Познать женщину вроде бы нетрудно. После школы я отправился танцевать го-го. Не имело значение, умел ли я танцевать — меня немного научил товарищ, нужно было только пойти потанцевать. Один мой одноклассник каждый день после уроков шел на час в танцевальный клуб, потом возвращался домой, ужинал и полностью выполнял всю дневную программу занятий, связанную с подготовкой к экзаменам. Он взял меня с собой, через час он ушел, а я остался и, потягивая кока-колу, выжидал.

Со мной заговорила по-деревенски ярко накрашенная девушка, я с ней потанцевал. Но это было не то, что мне нужно.

Одноклассник объяснил мне, что в такие места обязательно приходят женщины — «пожирательницы девственности». Не обязательно было представлять себе женщину много старше себя. Ведь есть и молодые, но питающие интерес к «обучению». Среди такого рода женщин неожиданно много красавиц, мое самолюбие протестовало против того, чтобы меня обучали премудростям секса, я сам стану учителем в любви, я предпочитаю произвести на юное сердце незабываемое впечатление. Понятно, что они проявляют интерес к целомудрию мальчиков ради удовольствия совратить их, причем сами не считают свое поведение грехом, а потому радуются, что повесили этот грех на мужчину, а значит, воспитывались так, что в других случаях постоянно испытывают чувство вины. Среди подобных женщин встречаются и глупые хохотушки, и довольно меланхоличные, все они разные, но производят впечатление кур, высиживающих яйцо греха. И мечтают они не о том, чтобы высидеть птенцов, а о том, чтобы разбить это яйцо о лоб молодого любовника.

В этот вечер я познакомился с одной из них — довольно привлекательной женщиной лет двадцати пяти. Она сказала: «Зови меня Нагиса», но фамилия это или имя, я не знаю.

У нее странно большие, прямо нездоровые глаза, тонкие злые губы, и, несмотря на это, лицо наполнено какой-то теплотой, такой бывает теплота зрелых мандаринов. Белая грудь, красивые ноги.

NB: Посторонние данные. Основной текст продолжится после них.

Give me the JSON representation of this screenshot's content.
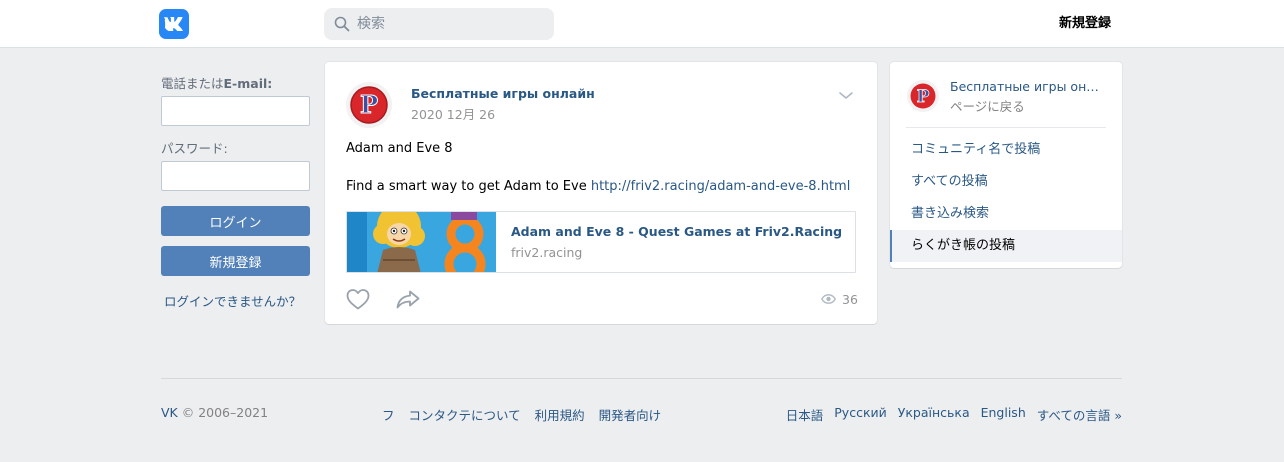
{
  "header": {
    "logo_icon": "vk-logo-icon",
    "search_placeholder": "検索",
    "register_label": "新規登録"
  },
  "login": {
    "phone_label_prefix": "電話または",
    "phone_label_bold": "E-mail:",
    "password_label": "パスワード:",
    "phone_value": "",
    "password_value": "",
    "login_button": "ログイン",
    "register_button": "新規登録",
    "forgot_link": "ログインできませんか？"
  },
  "post": {
    "author": "Бесплатные игры онлайн",
    "date": "2020 12月 26",
    "text_line1": "Adam and Eve 8",
    "text_line2_prefix": "Find a smart way to get Adam to Eve ",
    "link_url": "http://friv2.racing/adam-and-eve-8.html",
    "snippet": {
      "title": "Adam and Eve 8 - Quest Games at Friv2.Racing",
      "domain": "friv2.racing"
    },
    "views": "36",
    "accent": "#2a5885"
  },
  "sidebar": {
    "group_name": "Бесплатные игры онлайн",
    "back_label": "ページに戻る",
    "items": [
      {
        "label": "コミュニティ名で投稿"
      },
      {
        "label": "すべての投稿"
      },
      {
        "label": "書き込み検索"
      },
      {
        "label": "らくがき帳の投稿"
      }
    ]
  },
  "footer": {
    "copyright_brand": "VK",
    "copyright_rest": " © 2006–2021",
    "links": [
      "フ",
      "コンタクテについて",
      "利用規約",
      "開発者向け"
    ],
    "languages": [
      "日本語",
      "Русский",
      "Українська",
      "English",
      "すべての言語 »"
    ]
  }
}
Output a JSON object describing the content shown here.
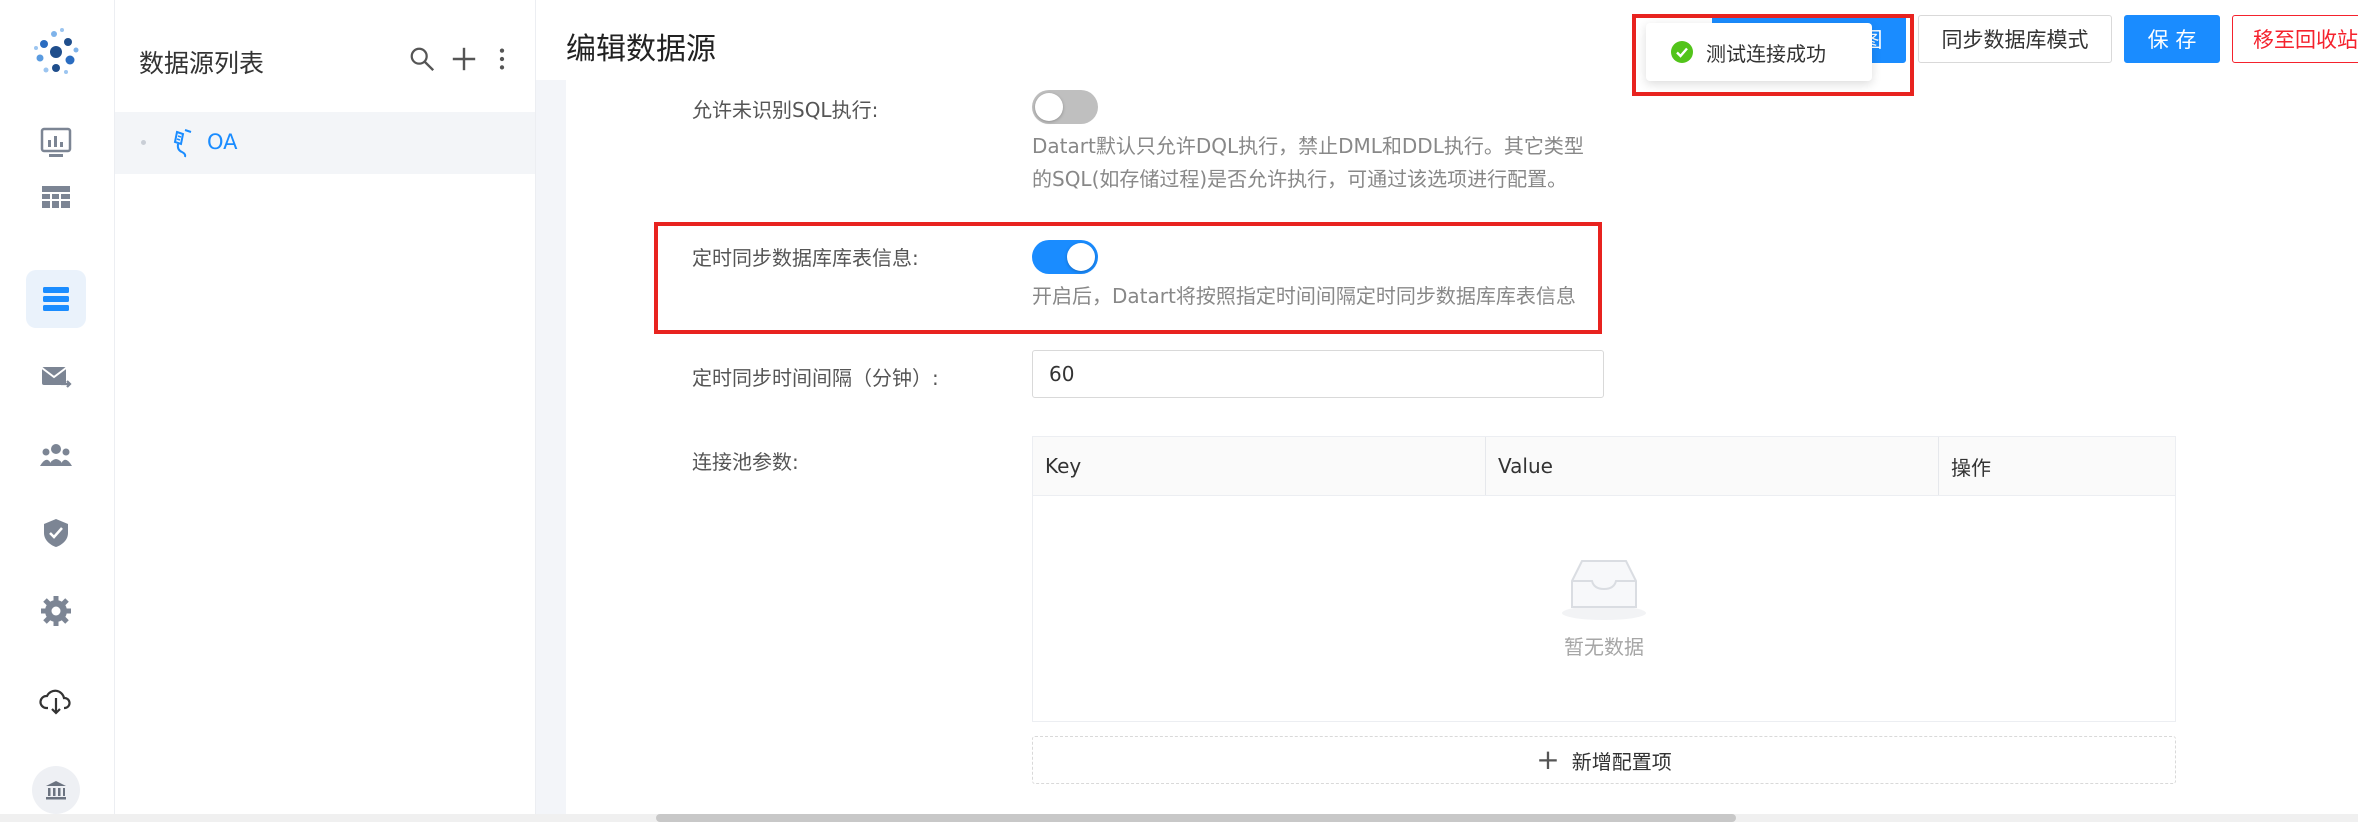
{
  "nav": {
    "items": [
      {
        "name": "dashboard-icon"
      },
      {
        "name": "table-view-icon"
      },
      {
        "name": "datasource-icon",
        "active": true
      },
      {
        "name": "schedule-mail-icon"
      },
      {
        "name": "members-icon"
      },
      {
        "name": "permission-icon"
      },
      {
        "name": "settings-icon"
      },
      {
        "name": "download-icon"
      }
    ]
  },
  "listpanel": {
    "title": "数据源列表",
    "items": [
      {
        "label": "OA"
      }
    ]
  },
  "header": {
    "title": "编辑数据源",
    "buttons": {
      "new_view": "去新建数据视图",
      "sync_schema": "同步数据库模式",
      "save": "保 存",
      "recycle": "移至回收站"
    }
  },
  "toast": {
    "message": "测试连接成功"
  },
  "form": {
    "allow_sql": {
      "label": "允许未识别SQL执行:",
      "enabled": false,
      "help_line1": "Datart默认只允许DQL执行，禁止DML和DDL执行。其它类型",
      "help_line2": "的SQL(如存储过程)是否允许执行，可通过该选项进行配置。"
    },
    "sync_tables": {
      "label": "定时同步数据库库表信息:",
      "enabled": true,
      "help": "开启后，Datart将按照指定时间间隔定时同步数据库库表信息"
    },
    "sync_interval": {
      "label": "定时同步时间间隔（分钟）:",
      "value": "60"
    },
    "pool_params": {
      "label": "连接池参数:",
      "columns": [
        "Key",
        "Value",
        "操作"
      ],
      "empty_text": "暂无数据",
      "add_label": "新增配置项"
    }
  },
  "colors": {
    "accent": "#1a8cff",
    "danger": "#f5222d",
    "highlight": "#e8231f",
    "success": "#52c41a"
  }
}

У нее привычка говорить: «Такие дела», сама выспрашивает все до мельчайших подробностей, а на мои вопросы отвечает своей излюбленной фразой, и все.

Я сказал отцу, что вернусь домой к девяти, поэтому у меня было время только на то, чтобы поужинать с ней. Женщина нарисовала мне план, как к ней добраться, записала номер телефона и сказала: «Приходи в гости, когда тебе удобно, я живу одна, так что без церемоний».


Теперь я хочу как можно точнее описать то, что произошло, когда я через несколько дней посетил ее. События, которые касаются чувств, сами по себе связаны с сильными преувеличениями, силой воображения, разочарованиями, реальность предстает тут в искаженной форме, поэтому, даже стараясь изобразить все спокойно и объективно, мы все равно удаляемся от реальности, а когда пытаемся выразить это, будучи в смятении чувств, это выглядит слишком отвлеченно.

Я считаю, что должен, не упустив ни одной, четко разделить и, не смешивая, без особых потерь пересадить в почву моего жизненного опыта три вещи: сексуальное удовольствие, которое в зависимости от условий может быть разным, дрожь любопытства перед неизвестным и ощущение дисгармонии возникшее от невозможности разделить рациональное и эмоциональное. Это работа потребовала от меня умения.